Abría la puerta cuando una mano femenina se situó sobre la suya.
– Espera un momento, muchacha.
Se volvió. Una prostituta alta, vestida con superminifalda y botas negras, con los labios pintados de rojo carmí8n, se encontraba frente a ella.
– ¿Para qué quieres localicar a ese joven?.
– Porque es necesario ayudarle.
– Yo creo que es lo suficientemente libre como para saber volar, ¿no crees que eres tú la que necesitas ayuda?.
La prometida del joven licenciado no respondió. La prostituta separó su mano.

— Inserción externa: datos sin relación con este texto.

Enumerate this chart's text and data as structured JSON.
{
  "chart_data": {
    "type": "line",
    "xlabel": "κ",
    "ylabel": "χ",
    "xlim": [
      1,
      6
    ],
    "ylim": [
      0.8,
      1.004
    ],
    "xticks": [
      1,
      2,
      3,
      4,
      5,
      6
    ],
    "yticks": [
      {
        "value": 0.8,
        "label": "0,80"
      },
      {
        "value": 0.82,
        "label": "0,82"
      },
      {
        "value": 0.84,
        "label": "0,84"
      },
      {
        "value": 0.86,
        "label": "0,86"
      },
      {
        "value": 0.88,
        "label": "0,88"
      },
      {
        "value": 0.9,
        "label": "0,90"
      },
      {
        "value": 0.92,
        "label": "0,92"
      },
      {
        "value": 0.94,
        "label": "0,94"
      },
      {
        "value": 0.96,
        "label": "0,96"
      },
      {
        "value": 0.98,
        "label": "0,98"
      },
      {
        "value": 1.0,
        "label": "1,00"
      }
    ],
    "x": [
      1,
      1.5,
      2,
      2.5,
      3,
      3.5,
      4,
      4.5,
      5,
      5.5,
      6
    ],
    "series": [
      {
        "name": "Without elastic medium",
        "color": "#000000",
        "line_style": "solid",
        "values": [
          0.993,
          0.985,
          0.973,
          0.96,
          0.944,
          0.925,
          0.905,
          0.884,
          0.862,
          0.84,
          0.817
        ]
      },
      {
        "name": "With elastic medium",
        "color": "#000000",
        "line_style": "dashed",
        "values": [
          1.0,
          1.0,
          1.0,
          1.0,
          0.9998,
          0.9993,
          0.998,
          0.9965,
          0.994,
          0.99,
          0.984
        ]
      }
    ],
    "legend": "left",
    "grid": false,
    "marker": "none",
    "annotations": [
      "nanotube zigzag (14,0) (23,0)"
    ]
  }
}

– Tú vienes para localizarle porque necesitas liberar tu propia congoja. Supongo que eres una mujer sedienta de seguirdad. A ti no te ofrece ninguna seguridad ese joven, porque eres incapaz de sentirte segura en la más simple independencia. Necesitas depender siempre de algo que te ofrezca cierta garantía. Tu belleza es el ansia de muchos y creesque puedes tener siempre dónde elegir. Por eso no estás acostumbrada a que vuelen lejos de ti. No sé si hago bien, porque tú has venido aquí considerándote superior a todos nosotros.¡Enorme ignorancia!. Sin nembargo hay algo que deseas con verdadera sinceridad y no será la bohemia quien te lo niegue. Si tienes bolígrafo y papel dejámelos un momento.
La prometida del joven licenciado sacó de su bolso ambas cosas.
– Ese es tu mundo, ¿verdad? -apuntó la prostituta mirando y señalando al bolso- Todos tenemos nuestro propio mundo. El joven licenciado reside en esta buhardilla, en ésta que te anoto en el papel, pero no creo que te sirva de mucho el saberlo porque tu bolso no hace juego con su cama.
Le dio la dirección y la prometida del joven licenciado salió de la vieja taberna.
Caminaba rápido, como queriendo alejarse, cuanto antes, de las retorcidas callejuelas que se cruzaban en la parte vieja de la ciudad.
– ¡¡Yo arrancaré esa seta antes que se derribe mi felicidad!! -exclamó entre dientes.